Duygularınızı tanımlayıp bu hisleri etiketleyebilirsiniz. Fikir ve hislerimizi yargılamadan onları olduğu üzere kabul edersek, aslında o hissin bize sandığımız kadar ziyan vermediğini bir mühlet sonra görebiliriz. Örneğin gerilimli olduğumuz vakit o gerilimin olağan olduğunu, herkesin kimi durumlarda gerilimli olabileceğini kabul edebilirsek, gerilimden kaçmak için sıhhatsiz yiyeceklerle alaka kurmak üzere bir tahlile yönelmek zorunda kalmayabiliriz. Olumsuz duyguyu çoktan kabul etmiş, yaşamış ve sonra o duyguyu bırakmış oluyoruz. Bunun sonucunda ise yemek ile kurduğumuz fonksiyonsuz tahlile gitmemize gerek kalmayabilir.
Ayrıca, bazen yediğimiz bir çikolata bizi pişmanlık hissine kaplıyor olabilir. Bu pişmanlık ise “Zaten çoktan diyetimi bozdum ve sıhhatsiz bir yiyecek yedim ne olacaksa olsun daha fazla yiyebilirim” fikrine itebilir. Bu fikir kalıbı ise sizi tekrar eden olumsuz yeme davranışlarına sürükleyebilir. Bu biçim niyet kalıplarını değiştirmek için şunları söyleyebilirim: Yeme davranışları gaye doğrultusunda küçük esneklikler de içerebilir. Aslında çikolata ya da öteki bir yiyeceği yemek sizi başarısız yapmaz. Denetim altına aldığımız sürece bunun istikrarını bulabiliriz. Zihinsel denetiminizi sağlayabilmek için, hislerinizle karşılaştığınızda dürtüsel hareket etmek yerine o an hislerinizle yüzleşmek size yardımcı olabilir. Bu halde, yeme davranışını anlık hisler yerine şuurlu olarak yaptığın tercihlere dayandırabilirsiniz. Aslında, duygusal tetikleyicileri fark ettiğin vakit denetim sende olmuş oluyor. Örneğin, bir sonraki sefer tatlı yeme muhtaçlığın olduğunda kendine “Şu an sahiden neye gereksinimim var?” sorusunu sormayı deneyebilirsiniz. Bu sayede, yalnızca performans için değil, duygusal istikrar ve alışkanlık idaresi için de değerli kazanımlar elde edersiniz. Atletlerin otomatikleşmiş olumsuz niyetlerini fark edip değiştirmeleri, yeme davranışları üzerinde denetim kazanmalarına yardımcı olur.
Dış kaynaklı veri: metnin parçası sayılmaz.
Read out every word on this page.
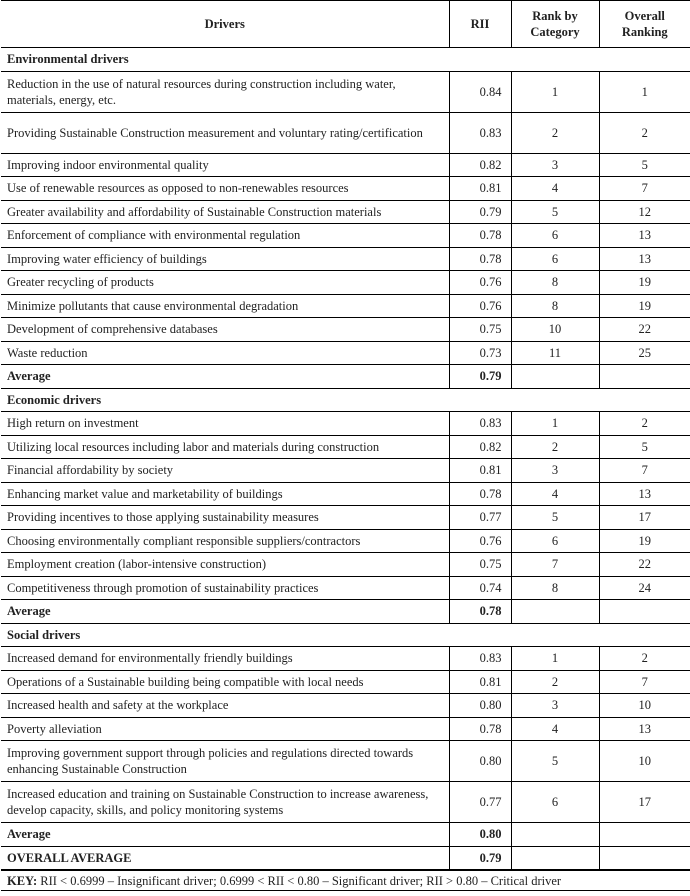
Drivers	RII	Rank by Category	Overall Ranking
Environmental drivers			
Reduction in the use of natural resources during construction including water, materials, energy, etc.	0.84	1	1
Providing Sustainable Construction measurement and voluntary rating/certification	0.83	2	2
Improving indoor environmental quality	0.82	3	5
Use of renewable resources as opposed to non-renewables resources	0.81	4	7
Greater availability and affordability of Sustainable Construction materials	0.79	5	12
Enforcement of compliance with environmental regulation	0.78	6	13
Improving water efficiency of buildings	0.78	6	13
Greater recycling of products	0.76	8	19
Minimize pollutants that cause environmental degradation	0.76	8	19
Development of comprehensive databases	0.75	10	22
Waste reduction	0.73	11	25
Average	0.79		
Economic drivers			
High return on investment	0.83	1	2
Utilizing local resources including labor and materials during construction	0.82	2	5
Financial affordability by society	0.81	3	7
Enhancing market value and marketability of buildings	0.78	4	13
Providing incentives to those applying sustainability measures	0.77	5	17
Choosing environmentally compliant responsible suppliers/contractors	0.76	6	19
Employment creation (labor-intensive construction)	0.75	7	22
Competitiveness through promotion of sustainability practices	0.74	8	24
Average	0.78		
Social drivers			
Increased demand for environmentally friendly buildings	0.83	1	2
Operations of a Sustainable building being compatible with local needs	0.81	2	7
Increased health and safety at the workplace	0.80	3	10
Poverty alleviation	0.78	4	13
Improving government support through policies and regulations directed towards enhancing Sustainable Construction	0.80	5	10
Increased education and training on Sustainable Construction to increase awareness, develop capacity, skills, and policy monitoring systems	0.77	6	17
Average	0.80		
OVERALL AVERAGE	0.79		
KEY: RII < 0.6999 – Insignificant driver; 0.6999 < RII < 0.80 – Significant driver; RII > 0.80 – Critical driver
Yeme davranışının insanların duygusal durumlarını düzenlemek için sıkça başvurdukları bir düzenek olduğunu söylemiştik. Olumsuz hislerle başa çıkmak için yemek yiyoruz ve anlık memnun oluyoruz aslında bakıldığında olumlu üzere gözükse de bu durum bize anlık rahatlama sağlıyor. Lakin, bu tıp bir yaklaşımın sonuçları çoklukla olumsuzdur; Zira bu cins duygusal yeme davranışları, süreksiz bir rahatlama sağlasa bile, uzun vadede duygusal yükü artırabilir. Bu durum bağımlılıklar üzere gelişebilir. Anlık bir tatminlik ile duygusal rahatlama sağlamaya çalışırken, bu davranışın sonuçlarını değerlendiremez hale gelinebilir.
Sonuç olarak, niyetlerimizi tekrar yapılandırarak, kendimize sıhhatsiz yiyeceği tüketmeden evvel birtakım sorular sorarak (Örneğin “Fizyolojik olarak aç mıyım, yoksa duygusal olarak rahatlamaya mı çalışıyorum?”) kendi duygusal durumlarınız ile sağlıklı bir bağ kurabilirsiniz. Bununla birlikte, gereksinimlerimizi fark ediyor olabilmek, alternatif baş etme stratejileri geliştirmek ve kendimize karşı şefkatli bir yaklaşım benimsemek, sürdürülebilir bir duygusal istikrar sağlamada değerli bir adım olabilir.